Types Of Non-Parametric Test

  • 1 Sample Sign Test:- In this test, the median of a population is calculated and is compared to the target value or reference value. 

  • 1 Sample Wilcoxon Signed Rank Test:- Through this test also, the population median is calculated and compared with the target value but the data used is extracted from the symmetric distribution.

  • Friedman Test:- The difference of the groups having ordinal dependent variables is calculated. This test is used for continuous data.

  • Goodman Kruska's Gamma:- It is a group test used for ranked variables.

  • Kruskal-Wallis Test:- This test is used when two or more medians are different. For the calculations in this test, ranks of the data points are used.

  • The Mann-Kendall Trend Test:- The test helps in finding the trends in time-series data.

  • Mann-Whitney Test:- To compare differences between two independent groups, this test is used. The condition used in this test is that the dependent values must be continuous or ordinal.

  • Mood's Median Test:- This test is used when there are two independent samples.

  • Spearman Rank Correlation:- This technique is used to estimate the relation between two sets of data. 

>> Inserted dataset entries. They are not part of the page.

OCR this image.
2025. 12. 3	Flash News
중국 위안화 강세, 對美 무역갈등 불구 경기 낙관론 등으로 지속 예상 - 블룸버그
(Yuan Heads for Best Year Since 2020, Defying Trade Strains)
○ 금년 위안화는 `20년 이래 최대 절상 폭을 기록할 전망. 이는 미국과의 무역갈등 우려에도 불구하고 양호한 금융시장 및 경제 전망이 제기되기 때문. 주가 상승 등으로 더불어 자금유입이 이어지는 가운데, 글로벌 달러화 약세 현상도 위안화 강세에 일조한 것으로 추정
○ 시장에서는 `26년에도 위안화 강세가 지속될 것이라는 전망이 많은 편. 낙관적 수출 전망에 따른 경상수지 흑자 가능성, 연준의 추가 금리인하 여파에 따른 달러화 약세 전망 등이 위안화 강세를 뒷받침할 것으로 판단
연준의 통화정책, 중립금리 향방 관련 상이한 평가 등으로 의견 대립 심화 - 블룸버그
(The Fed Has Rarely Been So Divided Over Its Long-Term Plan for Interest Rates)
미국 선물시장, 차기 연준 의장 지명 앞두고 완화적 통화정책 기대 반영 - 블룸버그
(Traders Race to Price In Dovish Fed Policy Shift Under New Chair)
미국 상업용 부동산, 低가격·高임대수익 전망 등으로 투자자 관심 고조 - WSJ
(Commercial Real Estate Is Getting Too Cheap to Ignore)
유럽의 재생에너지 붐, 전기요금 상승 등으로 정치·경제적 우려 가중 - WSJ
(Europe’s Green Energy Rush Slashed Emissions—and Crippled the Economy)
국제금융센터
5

Applications Of Parametric Tests

  • This test is used when the given data is quantitative and continuous. 

  • When the data is of normal distribution then this test is used. 

  • The parametric tests are helpful when the data is estimated on the approximate ratio or interval scales of measurement. 


Applications Of Non-Parametric Tests

  • These tests are used in the case of solid mixing to study the sampling results.

  • The tests are helpful when the data is estimated with different kinds of measurement scales. 

  • The non-parametric tests are used when the distribution of the population is unknown.

FAQs on Difference Between Parametric and Non-Parametric Test

1. What is a Parametric Test?

In Statistics, the generalizations for creating records about the mean of the original population is given by the parametric test. This test is also a kind of hypothesis test. A t-test is performed and this depends on the t-test of students, which is regularly used in this value. This is known as a parametric test. The t-measurement test hangs on the underlying statement that there is the ordinary distribution of a variable. Here, the value of mean is known, or it is assumed or taken to be known. The population variance is determined to find the sample from the population. The population is estimated with the help of an interval scale and the variables of concern are hypothesized.

2. What is a Non-parametric Test?

There is no requirement for any distribution of the population in the non-parametric test. Also, the non-parametric test is a type of hypothesis test that is not dependent on any underlying hypothesis. In the non-parametric test, the test depends on the value of the median. This method of testing is also known as distribution-free testing. Test values are found based on the ordinal or the nominal level. The parametric test is usually performed when the independent variables are non-metric. This is known as a non-parametric test. 

3. What are the reasons for choosing the non-parametric test?

Beneath are the reasons why one should choose a non-parametric test:

  • Median is the best way to represent some data or research. Therefore, for skewed distribution non-parametric tests (medians) are used.

  • This test is used when the data is not distributed normally or the data does not follow the sample size guidelines. The test is used when the size of the sample is small.

  • When the data is ranked and ordinal and outliers are present, then the non-parametric test is performed. It is better to check the assumptions of these tests as the data requirements of each ranked and ordinal data and outliers are different.